There can be few more enduring pleasures in TV watching than settling in and spending an evening solving a nice juicy murder. And the good news is we're at absolutely no risk of ever running out of them. Poor saps are forever meeting their untimely ends in Midsomer. Old Miss Marple's always got her beak in a case. And then there's Poirot, Frost, Morse. Murders never cease.
The Brokenwood Mysteries, which returned to Prime for its second series last night, has carved out its own niche in the genre. Its first series, which screened last year, drew upon the abundance of essential murder mystery ingredients on offer here in New Zealand - small towns, eccentric locals, strange love triangles, petty infighting - and distilled them all into the fictionalised country town of Brokenwood.
While the show mercifully never strays too far from the conventions of the genre, it has always had a good eye for our local peculiarities. One episode in the first series revealed that Brokenwood has an emergent and highly competitive wine industry, for example, and Peter Elliott's pretentious, wine-obsessed big city radio host was almost certainly a gentle parody of Mike Hosking.

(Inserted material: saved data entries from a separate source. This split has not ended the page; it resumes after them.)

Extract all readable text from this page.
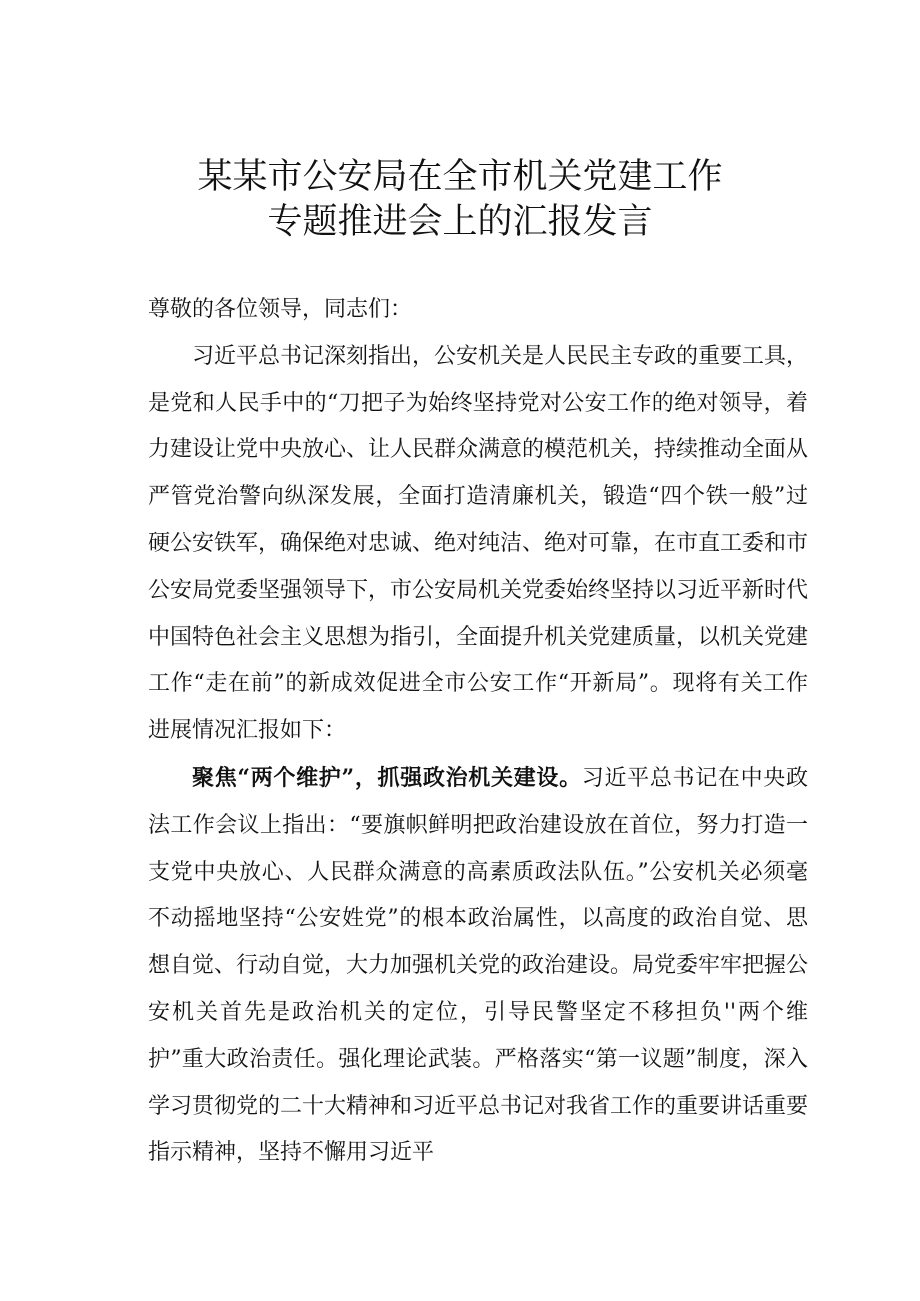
某某市公安局在全市机关党建工作
专题推进会上的汇报发言

尊敬的各位领导，同志们：

习近平总书记深刻指出，公安机关是人民民主专政的重要工具，是党和人民手中的“刀把子为始终坚持党对公安工作的绝对领导，着力建设让党中央放心、让人民群众满意的模范机关，持续推动全面从严管党治警向纵深发展，全面打造清廉机关，锻造“四个铁一般”过硬公安铁军，确保绝对忠诚、绝对纯洁、绝对可靠，在市直工委和市公安局党委坚强领导下，市公安局机关党委始终坚持以习近平新时代中国特色社会主义思想为指引，全面提升机关党建质量，以机关党建工作“走在前”的新成效促进全市公安工作“开新局”。现将有关工作进展情况汇报如下：

聚焦“两个维护”，抓强政治机关建设。习近平总书记在中央政法工作会议上指出：“要旗帜鲜明把政治建设放在首位，努力打造一支党中央放心、人民群众满意的高素质政法队伍。”公安机关必须毫不动摇地坚持“公安姓党”的根本政治属性，以高度的政治自觉、思想自觉、行动自觉，大力加强机关党的政治建设。局党委牢牢把握公安机关首先是政治机关的定位，引导民警坚定不移担负''两个维护”重大政治责任。强化理论武装。严格落实“第一议题”制度，深入学习贯彻党的二十大精神和习近平总书记对我省工作的重要讲话重要指示精神，坚持不懈用习近平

It's playful, often quite funny, but rarely feels quirky or contrived. There are steady hands at the wheel - the credits are full of people who have been around long enough to have a sense for what works and, perhaps more importantly, what doesn't. And despite the uniquely local tone, there is a definite universal appeal. Brokenwood is weirdly big in France - earlier this year an episode was watched by 3.5 million viewers, the second most watched thing on French TV that night.